I was surprised by the rapidity of submitted arguments – four hours after announcing the prize, there were six submitted arguments (including the winning argument).

None of these engaged with the pro-psychedelic arguments I made in the main post, instead they appeared to be arguing generally against psychedelics being a promising area.

I’m chalking this up to a “cached arguments” dynamic – people seem to have quick takes about topics stored somewhere in memory, and when asked about a topic, the immediate impulse is to deliver the pre-stored quick take (rather than engaging with the new material being presented).

If this is true, it’s a hurdle on the road to good discourse. To have a productive disagreement, both parties need to “clear out their cache” before they can actually hear what the counterparty is saying.


Minimal engagement with the trauma argument

Relatedly, basically no one engaged with the trauma alleviation argument (section 3d) I gave in the main post. (Recap: trauma appears to be upstream of several burdensome health problems, psychedelic therapy is showing promise at resolving trauma.)

I don’t know why this wasn’t engaged with. Probably related to the “cached arguments” thing, and also to the fact that many folks who wrote submissions are heavily longtermist.


How did running the prize change my mind?

After reading & engaging with the arguments against, I became:

  • less excited about psychedelic advocacy efforts (e.g. state-level ballot initiatives in the US) being a good fit for EA

  • more excited about psychedelic research (e.g. further studies on psychedelic therapy’s efficacy for mental health issues, studies on the effects of psychedelics on boosting altruism, boosting creative problem-solving) being a good fit for EA

Many arguments against had the flavor of “more research is needed.” I found this confusing, as “more research is needed” isn’t actually an argument against “EA should fund more psychedelic research” (though it is an argument against funding advocacy).

It’s straightforward to convert funding into high-quality research here (Good Ventures has already funded some, and there are shovel-ready opportunities in the space).

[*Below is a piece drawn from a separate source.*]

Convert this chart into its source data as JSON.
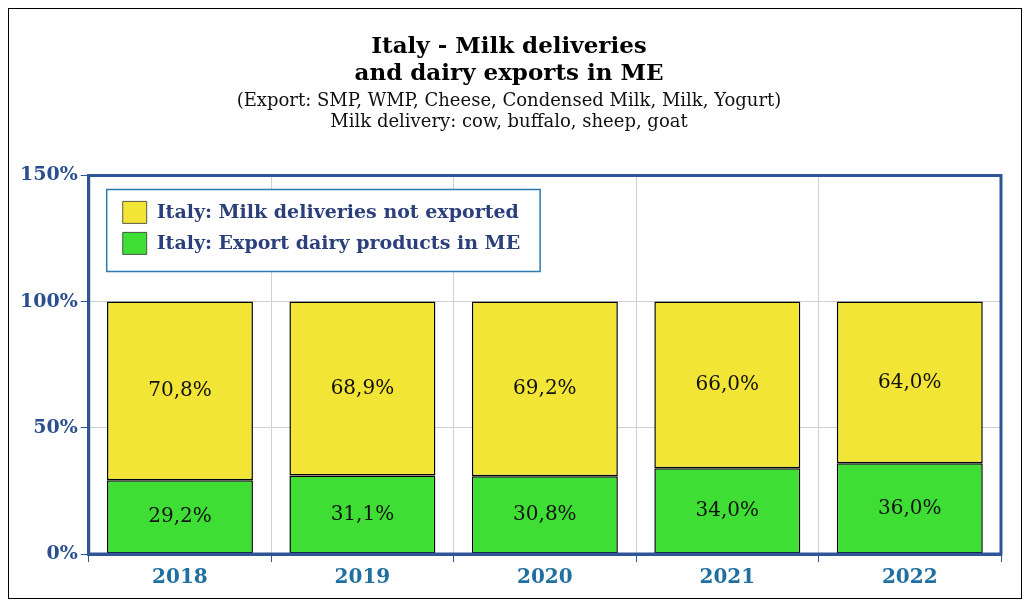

Gregory Lewis expressed bearishness about EA funding further research, though he seemed somewhat bullish about the value of information being good. As he was mostly arguing from his priors and hasn’t closely read the recent psychedelic research literature, I didn’t find this compelling.


Status quo bias in EA

Administering the prize drew out some of the strangeness of the current EA funding landscape for me.

We’re currently in a regime wherein:

  • EA supports deworming scale-up on the order of tens of millions USD annually, without funding much confirmatory research.

  • EA supports rationality training scale-up on the order of millions USD annually, without funding any confirmatory (academic) research.

  • EA does not support psychedelic scale-up at all. (Good Ventures does fund some academic research into psychedelics on the order of a million USD annually, though this funding isn’t under the aegis of EA.)

From my current read, psychedelics have a stronger evidence base than rationality training programs, and about as a strong of an evidence base as deworming (more trials but less scrutiny per trial).

I think a lot of this differential in EA support can be attributed to status quo bias – rationality training programs & deworming have been supported by EA for many years for historically contingent reasons, so we’re more likely to view them favorably (in some sense they’re on the “inside”). Psychedelics don’t have a pre-existing association with EA, so we’re inclined to view them with more skepticism (they’re on the “outside”).

It’s also interesting to try to compare psychedelic interventions to x-risk reduction interventions, which EA funds heavily. It’s not easy to compare evidence bases here, as the case for x-risk reduction is largely theoretical (not empirical).